Could you expand on how prediction.io would handle a real world data set contain...

dszeto · on Oct 19, 2013

PredictionIO is a serving and evaluation framework on top of a bunch of algorithms. Currently a majority of them come from the Apache Mahout library [1].

Computation time and resource requirement depend on the choice of technology. If a non-distributed implementation is chosen using the framework, the rule of thumb from Apache [2] is a good guideline. For distributed implementations based on Hadoop, the 10M MovieLens data set [3] finish training on a single m1.large AWS instance (7.5GB RAM) within 30 minutes. Although we do not have an accurate account of how much computation time and resource will be required for your production data set's scale, a user has reported using his own production data set of similar size with 2M users, and finished training in about an hour using Amazon EMR.

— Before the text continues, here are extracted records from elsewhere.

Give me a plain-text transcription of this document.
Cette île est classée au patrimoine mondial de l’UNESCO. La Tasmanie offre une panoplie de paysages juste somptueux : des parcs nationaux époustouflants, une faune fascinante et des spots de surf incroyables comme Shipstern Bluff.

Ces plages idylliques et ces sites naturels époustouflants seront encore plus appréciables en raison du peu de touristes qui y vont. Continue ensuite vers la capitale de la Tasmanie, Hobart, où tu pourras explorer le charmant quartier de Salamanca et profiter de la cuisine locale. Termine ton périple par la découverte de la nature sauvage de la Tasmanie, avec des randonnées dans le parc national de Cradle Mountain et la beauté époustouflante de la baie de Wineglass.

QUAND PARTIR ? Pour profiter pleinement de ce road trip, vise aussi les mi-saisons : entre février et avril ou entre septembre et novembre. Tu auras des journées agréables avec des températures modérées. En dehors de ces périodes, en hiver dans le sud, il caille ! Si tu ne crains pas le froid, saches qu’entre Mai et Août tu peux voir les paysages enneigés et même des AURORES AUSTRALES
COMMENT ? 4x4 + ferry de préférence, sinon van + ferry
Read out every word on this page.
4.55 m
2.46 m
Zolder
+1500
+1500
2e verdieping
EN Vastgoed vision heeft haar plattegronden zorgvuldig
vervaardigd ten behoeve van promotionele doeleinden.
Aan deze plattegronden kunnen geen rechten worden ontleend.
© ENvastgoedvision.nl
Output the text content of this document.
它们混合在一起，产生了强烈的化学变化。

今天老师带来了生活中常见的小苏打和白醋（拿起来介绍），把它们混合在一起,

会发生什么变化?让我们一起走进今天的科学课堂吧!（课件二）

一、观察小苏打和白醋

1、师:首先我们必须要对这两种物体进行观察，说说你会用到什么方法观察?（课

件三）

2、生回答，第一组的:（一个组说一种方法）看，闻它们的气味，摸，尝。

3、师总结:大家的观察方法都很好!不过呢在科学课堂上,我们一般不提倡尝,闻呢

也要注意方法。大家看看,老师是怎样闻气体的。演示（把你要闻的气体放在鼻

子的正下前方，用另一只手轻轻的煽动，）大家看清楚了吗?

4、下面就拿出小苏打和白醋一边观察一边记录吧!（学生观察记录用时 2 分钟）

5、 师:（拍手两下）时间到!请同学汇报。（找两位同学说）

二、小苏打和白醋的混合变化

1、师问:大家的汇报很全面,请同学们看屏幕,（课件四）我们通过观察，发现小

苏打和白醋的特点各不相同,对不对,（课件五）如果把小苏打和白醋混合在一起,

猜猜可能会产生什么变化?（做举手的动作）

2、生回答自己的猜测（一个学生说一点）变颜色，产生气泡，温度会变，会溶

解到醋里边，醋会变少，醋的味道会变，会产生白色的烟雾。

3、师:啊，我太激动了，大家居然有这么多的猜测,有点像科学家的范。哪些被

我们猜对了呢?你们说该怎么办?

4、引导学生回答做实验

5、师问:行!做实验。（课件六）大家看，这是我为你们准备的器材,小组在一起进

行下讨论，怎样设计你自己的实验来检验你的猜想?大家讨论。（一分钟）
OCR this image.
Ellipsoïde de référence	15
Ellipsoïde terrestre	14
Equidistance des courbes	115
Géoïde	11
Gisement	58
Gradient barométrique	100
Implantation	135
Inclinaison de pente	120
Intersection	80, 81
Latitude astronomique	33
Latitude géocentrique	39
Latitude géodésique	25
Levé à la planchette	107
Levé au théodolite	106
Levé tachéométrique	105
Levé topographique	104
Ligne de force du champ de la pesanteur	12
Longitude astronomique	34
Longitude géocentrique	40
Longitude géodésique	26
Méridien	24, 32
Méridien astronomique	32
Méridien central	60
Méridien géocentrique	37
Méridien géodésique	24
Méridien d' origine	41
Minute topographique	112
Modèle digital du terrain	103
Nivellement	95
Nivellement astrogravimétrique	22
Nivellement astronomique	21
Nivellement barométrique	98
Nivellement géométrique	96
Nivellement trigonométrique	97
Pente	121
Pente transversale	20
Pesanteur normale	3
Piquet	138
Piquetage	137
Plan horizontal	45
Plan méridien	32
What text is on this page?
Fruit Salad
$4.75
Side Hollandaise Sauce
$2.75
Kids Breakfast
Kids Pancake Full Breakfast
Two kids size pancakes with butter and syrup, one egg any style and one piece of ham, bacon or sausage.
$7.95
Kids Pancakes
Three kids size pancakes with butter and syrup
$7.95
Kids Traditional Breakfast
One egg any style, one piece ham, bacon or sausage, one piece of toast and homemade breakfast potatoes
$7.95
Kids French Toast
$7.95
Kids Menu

That said, PredictionIO does not do anything special on memory consumption or has a special memory access model. It really depends on the underlying libraries that do the actual work.

We imagine your project requires a much faster turnaround time according to your spec, which is an interesting application to us as well.

PS. The work you posted is pretty cool. :)

[1] http://mahout.apache.org/ [2] https://cwiki.apache.org/confluence/display/MAHOUT/Recommend... [3] http://grouplens.org/datasets/movielens/